I dunno, I have felt a considerable amount of pain both in real life and in dreams and have sometimes gotten the same wounds. Even in a high quality LD, it just doesn't seem . . . real.

There's something about it I can't describe. Pain while awake is different, it's real, and it's much more intense.

Maybe our brains can't replicate pain that well. But then why shouldn't it, it can replicate almost every other feeling. =.=

----------


## MadMonkey

> I dunno, I have felt a considerable amount of pain both in real life and in dreams and have sometimes gotten the same wounds. Even in a high quality LD, it just doesn't seem . . . real.
> 
> There's something about it I can't describe. Pain while awake is different, it's real, and it's much more intense.
> 
> Maybe our brains can't replicate pain that well. But then why shouldn't it, it can replicate almost every other feeling. =.=



It varies from person to person. I only feel a short dull sensation if anything when I get hurt in my dreams but I know it is possible to feel hyper realistic pain as well. The brain can make you experience any kind of sensation, even bizarre and made up ones. The reason some people don't feel pain and others do is because of previous experiences, expectations, schema, etc.

----------


## Chicken

I think you feel pain in your dreams because you do have real pain in your body. Your body feels pain when your asleep and the feeling comes into your dream. Only your dreaming mind will make it another story, for example; you dream that you got hit in the head by a ball and it hurts, you wake up and your head still hurts. That's probably because you already had a headache and your dreaming mind registered it and formed a dream around it.

----------


## littlezoe

> I dunno, I have felt a considerable amount of pain both in real life and in dreams and have sometimes gotten the same wounds. Even in a high quality LD, it just doesn't seem . . . real.
> 
> There's something about it I can't describe. Pain while awake is different, it's real, and it's much more intense.
> 
> Maybe our brains can't replicate pain that well. But then why shouldn't it, it can replicate almost every other feeling. =.=



I felt even more intense pain in dreams that i never experienced in real... and it definitely didn't feel like getting shocked lightly  :wink2:

----------


## moSh

> I think you feel pain in your dreams because you do have real pain in your body. Your body feels pain when your asleep and the feeling comes into your dream. Only your dreaming mind will make it another story, for example; you dream that you got hit in the head by a ball and it hurts, you wake up and your head still hurts. That's probably because you already had a headache and your dreaming mind registered it and formed a dream around it.
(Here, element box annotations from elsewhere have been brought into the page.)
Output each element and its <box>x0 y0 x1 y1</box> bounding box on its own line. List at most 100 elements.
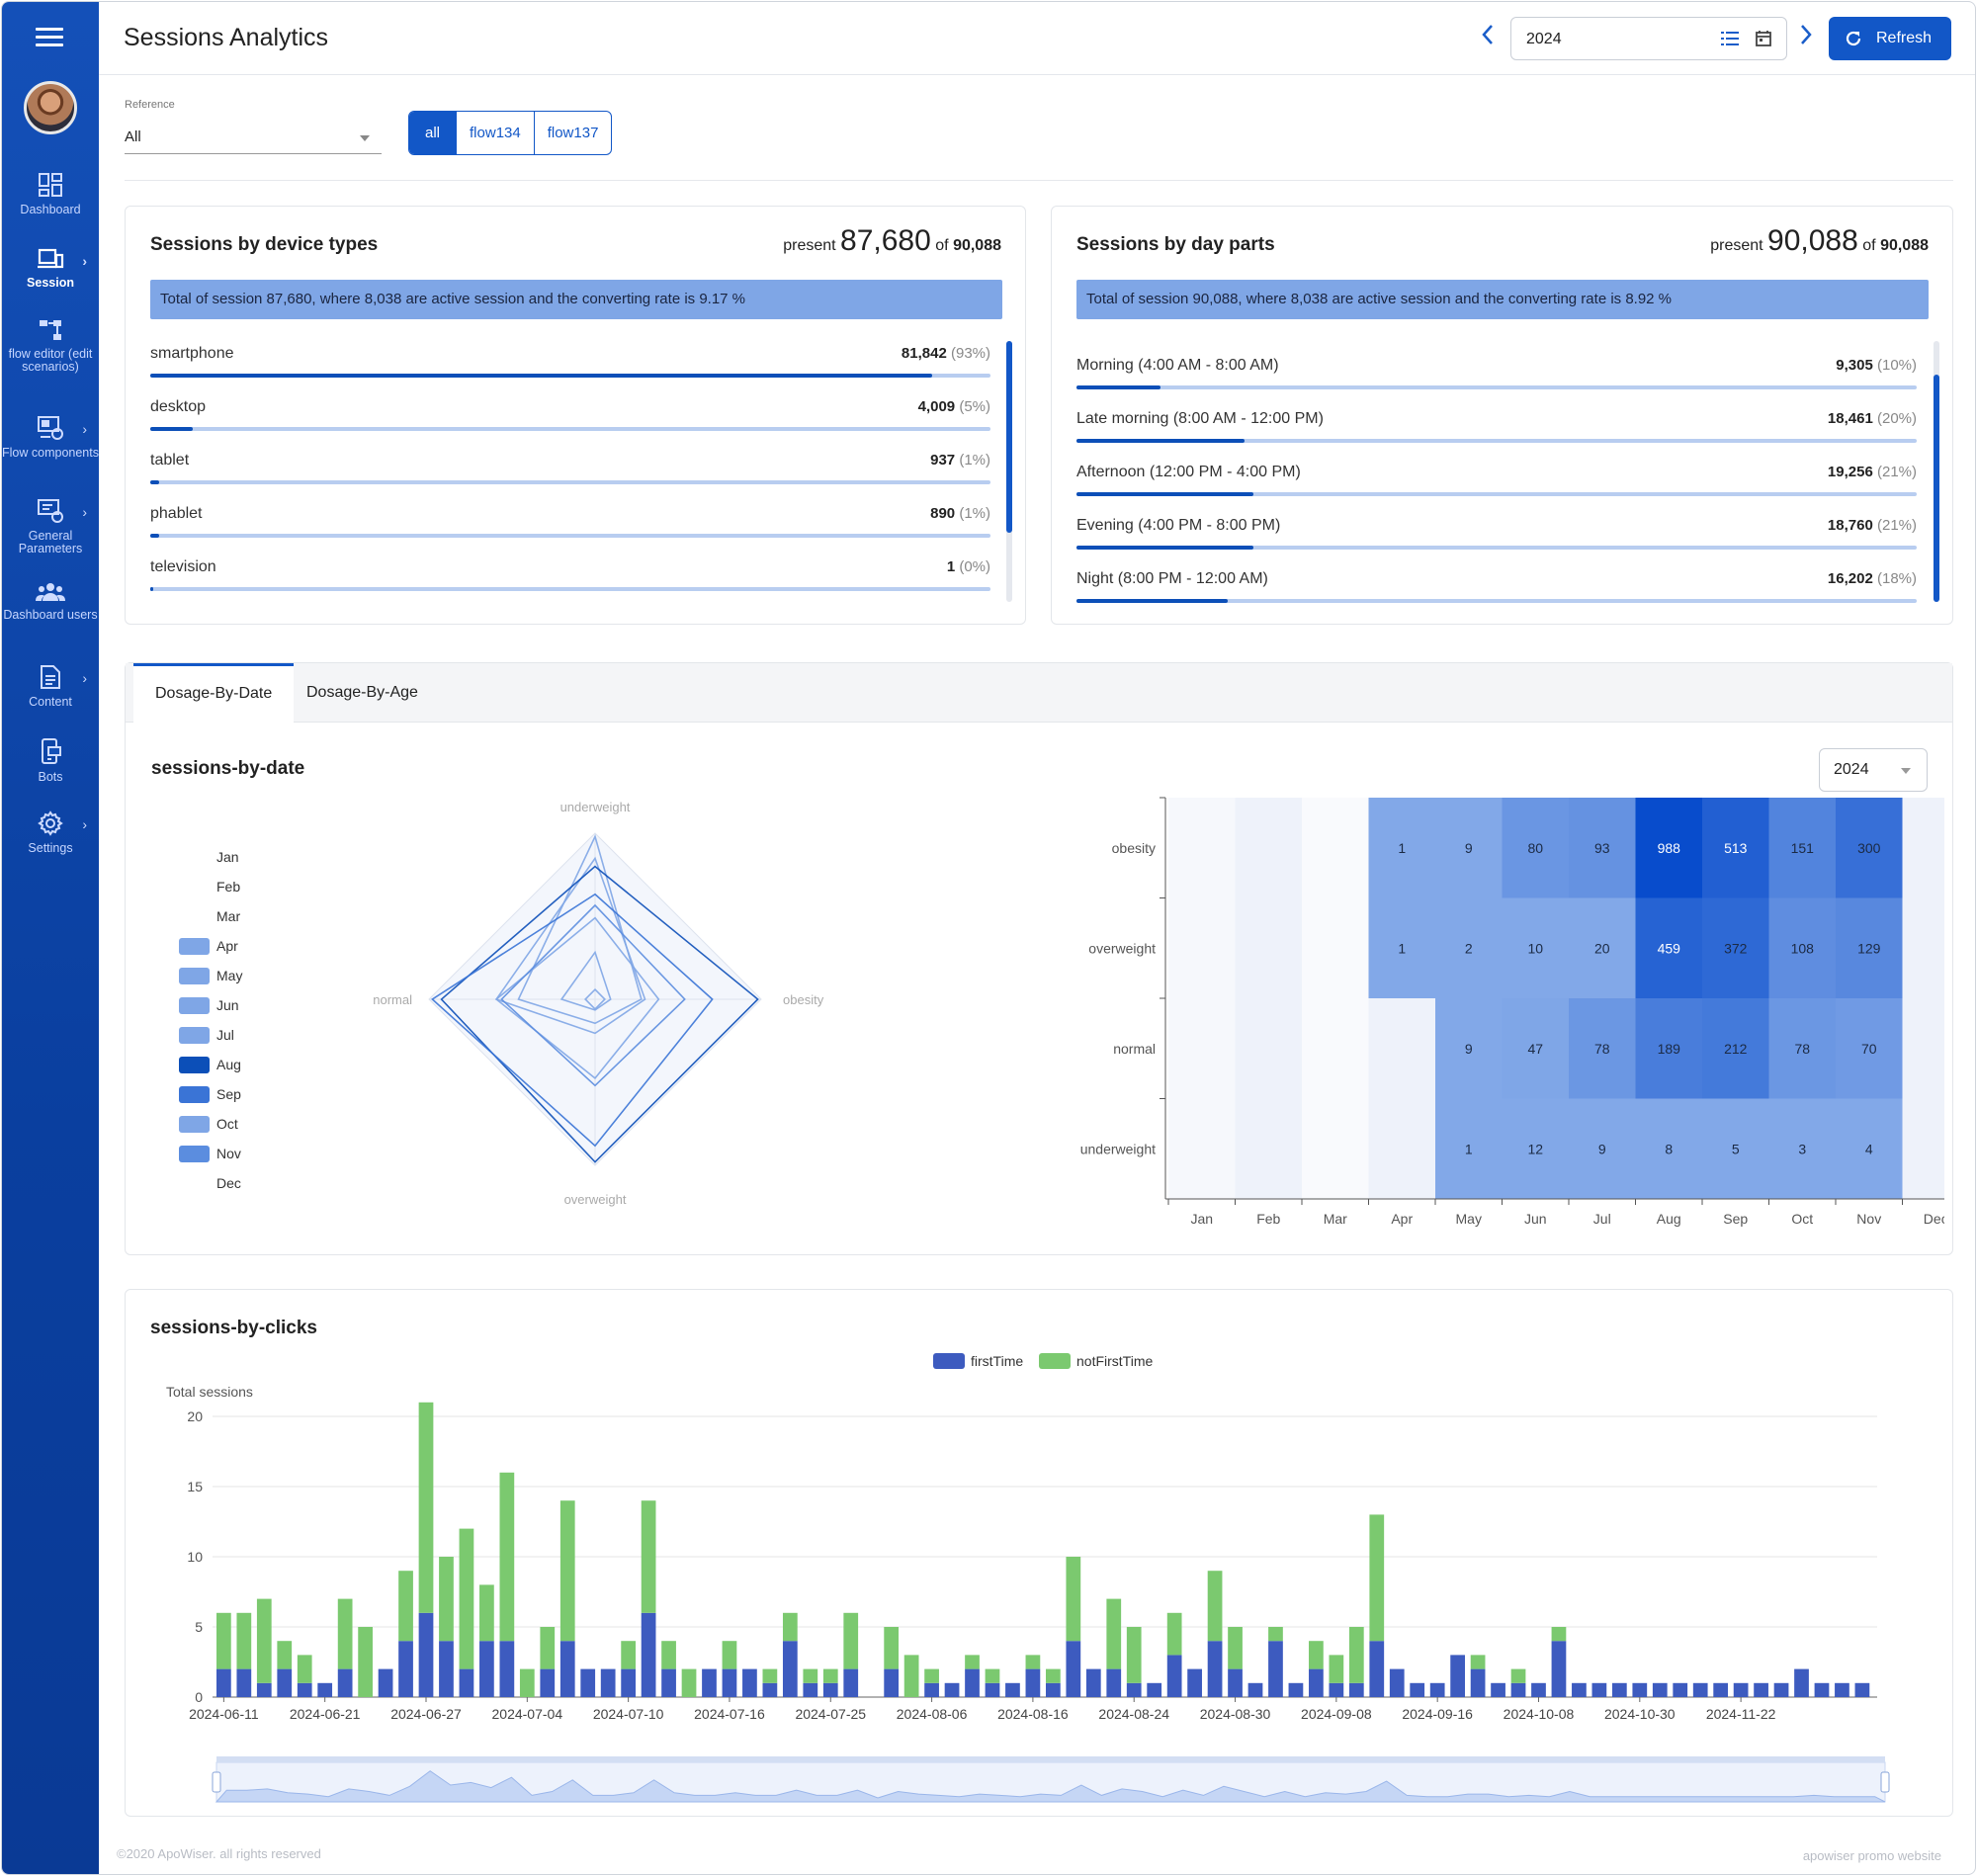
year-input[interactable]: 2024 <box>1510 17 1787 60</box>
bar-firsttime <box>1450 1655 1466 1697</box>
bar-notfirsttime <box>985 1668 1000 1683</box>
x-tick-label: 2024-07-10 <box>593 1706 664 1722</box>
reference-select[interactable]: All <box>125 123 382 154</box>
bar-firsttime <box>337 1668 353 1697</box>
year-input-value: 2024 <box>1526 31 1562 47</box>
present-summary: present 90,088 of 90,088 <box>1710 224 1929 258</box>
y-tick-label: 5 <box>195 1619 203 1635</box>
refresh-button[interactable]: Refresh <box>1829 17 1951 60</box>
scrollbar-thumb[interactable] <box>1934 375 1939 602</box>
footer-link[interactable]: apowiser promo website <box>1802 1848 1941 1863</box>
card-title: Sessions by device types <box>150 234 379 255</box>
x-tick-label: 2024-07-16 <box>694 1706 765 1722</box>
bar-firsttime <box>1228 1668 1243 1697</box>
sidebar-item-label: flow editor (edit scenarios) <box>8 347 93 374</box>
summary-banner: Total of session 90,088, where 8,038 are… <box>1076 280 1929 319</box>
row-value: 16,202 (18%) <box>1828 570 1917 587</box>
sidebar-item-general-parameters[interactable]: General Parameters › <box>2 498 99 555</box>
sidebar-item-session[interactable]: Session › <box>2 247 99 290</box>
bar-firsttime <box>1652 1682 1668 1697</box>
bar-firsttime <box>479 1641 494 1697</box>
bar-notfirsttime <box>782 1612 798 1642</box>
heatmap-cell <box>1435 897 1503 999</box>
list-item: desktop 4,009 (5%) <box>150 394 990 448</box>
bar-firsttime <box>782 1641 798 1697</box>
list-icon[interactable] <box>1721 31 1739 46</box>
row-value: 1 (0%) <box>947 558 990 575</box>
sidebar-item-bots[interactable]: Bots <box>2 737 99 784</box>
reference-label: Reference <box>125 99 175 111</box>
tab-dosage-by-age[interactable]: Dosage-By-Age <box>306 684 418 701</box>
bar-firsttime <box>1126 1682 1142 1697</box>
progress-fill <box>1076 546 1253 550</box>
prev-year-button[interactable] <box>1481 24 1495 51</box>
bar-notfirsttime <box>358 1627 373 1697</box>
row-count: 16,202 <box>1827 570 1873 587</box>
sidebar-item-flow-components[interactable]: Flow components › <box>2 415 99 460</box>
sidebar-item-label: Content <box>29 695 72 709</box>
sidebar-item-content[interactable]: Content › <box>2 664 99 709</box>
scrollbar[interactable] <box>1934 341 1939 602</box>
sidebar-item-settings[interactable]: Settings › <box>2 810 99 855</box>
legend-item-notfirsttime: notFirstTime <box>1076 1353 1153 1369</box>
heatmap-x-label: Jan <box>1190 1211 1213 1227</box>
bar-notfirsttime <box>822 1668 838 1683</box>
year-select[interactable]: 2024 <box>1819 748 1928 792</box>
chart-title: sessions-by-date <box>151 758 305 779</box>
scrollbar-thumb[interactable] <box>1006 341 1012 533</box>
tab-dosage-by-date[interactable]: Dosage-By-Date <box>133 663 295 723</box>
heatmap-cell <box>1168 998 1236 1099</box>
heatmap-cell-label: 1 <box>1465 1141 1473 1156</box>
bar-notfirsttime <box>297 1655 312 1683</box>
radar-indicator-label: normal <box>373 992 412 1007</box>
heatmap-cell-label: 1 <box>1398 840 1406 856</box>
radar-series-may <box>559 950 612 1011</box>
bots-icon <box>42 738 61 764</box>
flow-components-icon <box>38 416 63 440</box>
bar-notfirsttime <box>337 1598 353 1669</box>
present-value: 87,680 <box>840 224 931 257</box>
radar-chart: underweight obesity overweight normal Jan Feb… <box>179 800 824 1207</box>
calendar-icon[interactable] <box>1755 30 1772 47</box>
heatmap-x-label: Jun <box>1524 1211 1547 1227</box>
dashboard-icon <box>39 173 62 197</box>
zoom-slider-bar[interactable] <box>216 1756 1885 1762</box>
next-year-button[interactable] <box>1799 24 1813 51</box>
bar-firsttime <box>1754 1682 1768 1697</box>
hamburger-menu-icon[interactable] <box>36 28 63 49</box>
bar-firsttime <box>378 1668 393 1697</box>
legend-swatch <box>179 997 210 1014</box>
sidebar-item-flow-editor[interactable]: flow editor (edit scenarios) <box>2 318 99 374</box>
segment-flow134[interactable]: flow134 <box>456 112 534 154</box>
avatar[interactable] <box>24 81 77 134</box>
segment-all[interactable]: all <box>409 112 457 154</box>
legend-item-dec: Dec <box>216 1175 241 1191</box>
heatmap-cell <box>1836 1098 1903 1200</box>
x-tick-label: 2024-09-08 <box>1301 1706 1372 1722</box>
bar-notfirsttime <box>1126 1627 1142 1683</box>
row-percent: (0%) <box>959 558 990 575</box>
present-word: present <box>1710 237 1763 254</box>
radar-series-aug <box>440 865 759 1163</box>
bar-firsttime <box>1531 1682 1546 1697</box>
row-label: Late morning (8:00 AM - 12:00 PM) <box>1076 410 1324 427</box>
bar-notfirsttime <box>519 1668 535 1697</box>
bar-firsttime <box>439 1641 454 1697</box>
scrollbar[interactable] <box>1006 341 1012 602</box>
zoom-handle-right[interactable] <box>1880 1771 1890 1793</box>
bar-notfirsttime <box>661 1641 676 1669</box>
bar-notfirsttime <box>884 1627 900 1669</box>
heatmap-cell <box>1768 798 1837 898</box>
bar-notfirsttime <box>1348 1627 1364 1683</box>
bar-notfirsttime <box>924 1668 939 1683</box>
radar-series-apr <box>583 987 607 1011</box>
device-types-card: Sessions by device types present 87,680 … <box>125 206 1026 625</box>
zoom-handle-left[interactable] <box>212 1771 221 1793</box>
radar-series-nov <box>500 903 686 1087</box>
segment-flow137[interactable]: flow137 <box>533 112 612 154</box>
row-label: television <box>150 558 216 575</box>
heatmap-x-label: Nov <box>1856 1211 1881 1227</box>
sidebar-item-dashboard-users[interactable]: Dashboard users <box>2 581 99 622</box>
sidebar-item-dashboard[interactable]: Dashboard <box>2 172 99 216</box>
bar-notfirsttime <box>1066 1557 1081 1642</box>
I never really thought of it that way, I suppose that could be true - but I wouldn't say necessarily for all cases. Pain is in the mind, so it's only natural that the mind is able to recreate pain in a dream state, in the same way that you can feel anything in a dream.

----------


## Max ツ

> I felt even more intense pain in dreams that i never experienced in real... and it definitely didn't feel like getting shocked lightly



*cough*

who said anything about shocked LIGHTLY?  :Cheeky:

----------


## Max ツ

> I think you feel pain in your dreams because you do have real pain in your body. Your body feels pain when your asleep and the feeling comes into your dream. Only your dreaming mind will make it another story, for example; you dream that you got hit in the head by a ball and it hurts, you wake up and your head still hurts. That's probably because you already had a headache and your dreaming mind registered it and formed a dream around it.



Like mosh said, this applies to some cases but not to all.

Once I was biting my arm while sleeping (well not BITING, my mouth was open and my teeth were digging a bit into my flesh due to the weight of my head) and it registered as knives poking me in my dream.

Was weird.

----------


## littlezoe

> *cough*
> 
> who said anything about shocked LIGHTLY?



To me it seemed like you described that feeling as light  ::roll::

----------


## Max ツ

> To me it seemed like you described that feeling as light



lol, it's not light at all. I got shocked once ( O.o ) but in my dreams it's like every muscle starts twitching and contracting...

Not pleasant, but I'm used to it. (dat violent DG  .___.)

----------


## MadMonkey

> Not pleasant, but I'm used to it. (dat violent DG  .___.)



Lol vampires are weird people. (no offense  :tongue2: ) You need to start posting in your DV dream journal again. I used to love reading your dreams!

----------


## Max ツ

> Lol vampires are weird people. (no offense ) You need to start posting in your DV dream journal again. I used to love reading your dreams!



Yes, yes they are. .__.

Well my dreams are pretty monotonous these days, I'm almost always spending time with the DC equivalent of my ex-girlfriend as I can't get over her (long story) and I don't have the heart to try any stuff in my dreams.

Plus there's nothing I haven't done in an LD so I don't have any inspiration.

Maybe I could take requests from you guys.  :Cheeky:  haha

----------


## dms111

> Even in a high quality LD, it just doesn't seem . . . real.



Oh, were you referring to pain in _lucid_ dreams? I was talking about ordinary dreams. I've never felt pain in a lucid dream. I've felt some mild discomfort. Yeah, sort of like that jolt you mentioned.

----------


## EthicalEye

I only feel pain when i don't know im dreaming. and yes pain is real..it is on the mind.

----------


## Mancon

Okay, first of all many people say thing like feeling pain, electronics working, being able to read, being able to adjust light, etc is impossible in dreams. This is NOT true, almost ANYTHING is possible in dreams. Those things are just uncommon. A lot of people, however, actually do feel pain in dreams. In about 20% of my dreams I can feel pain. Don't worry about it. It sucks when you can, but it isn't anything abnormal.

----------


## imfivebyfive

Well first you have to ask yourself what is pain?

Pain is damage-detecting sensory neurons flashing a message to the brain that damage or injury has occurred. It is the brain's electrical warning signal, like a car alarm. 

Since dreaming is all happening in the brain and recreating largely from past experiences and memory, it's not unlikely that you could in fact experience the sensation of pain in a dream. Much the same way that anyone who has rubbed their hands together in a dream report feeling warmth.

----------